US lawmakers probe USFDAs inspection in India and China where they found many variations in inspection outcomes. In a new letter to Food and Drug Administration (FDA) Commissioner Robert Califf, House Energy and Commerce Committee Chair Cathy McMorris Rodgers, Subcommittee on Health Chair Brett Guthrie, and Subcommittee on Oversight and Investigations Chair Morgan Griffith are pressing for more information regarding the agency’s foreign drug inspection program.
Members discuss the Committee’s analysis of FDA inspection outcomes in India and China from January 2014 to April 2024, limiting its review to inspectors with ten or more inspections in either China or India.
The results of this analysis were surprising, revealing tremendous variation in inspection outcomes. Some FDA inspectors found compliance issues during all or almost all of their inspections. Other inspectors rarely reported finding a single compliance issue. Two inspectors never found a single compliance issue over the course of a combined 24 inspections in India.
Another inspector found zero compliance issues in 20 out of 23 inspections (85 percent) in China while finding compliance issues with almost half of domestic inspections during the same period. These are unusual inspection outcomes, the opposite of what would be expected given the widely reported failures in quality control and lack of adherence to current good manufacturing techniques by drug manufacturing facilities in China and India.
By contrast, 16 FDA inspectors, with over 325 inspections collectively in India, found compliance issues during every inspection they conducted.

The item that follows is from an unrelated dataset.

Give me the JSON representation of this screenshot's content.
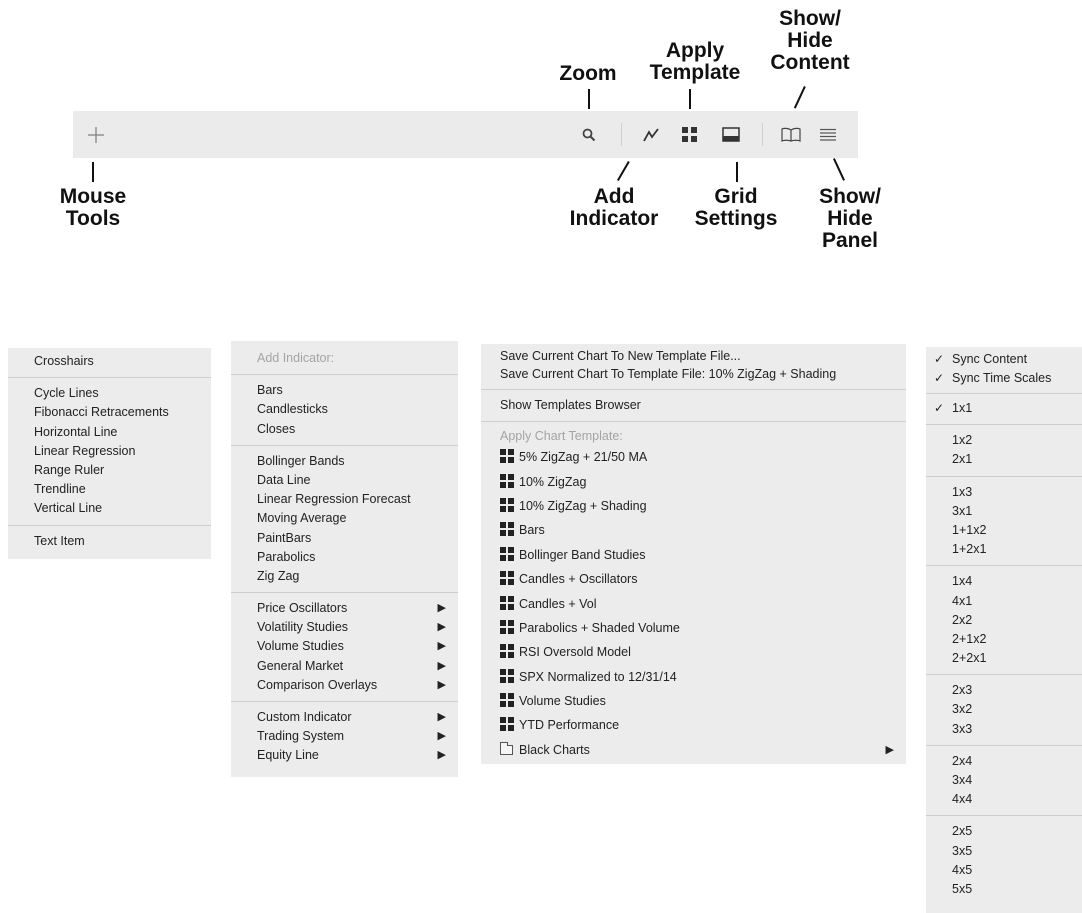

As a measure of what a pattern of rigorous inspections should look like, the Committee reviewed the inspection outcomes for 3 FDA inspectors with professional reputations for thoroughness who also had at least 10 inspections in China or India during the studied time period. These expert inspectors reported finding no compliance issues during inspections in China at a rate of only 6.7 to 11.4 percent and at a rate of zero to 9.5 percent in India.
The committee also sought to detail the FDA’s understanding for why the rates of Warning Letters and OAI classification for facilities in Asia Pacific China and India have dropped since the COVID- 19 pandemic. As part of the agency’s response, please identify the number of inspections where the initial findings of an inspector were downgraded by FDA personnel who were not present for the inspection.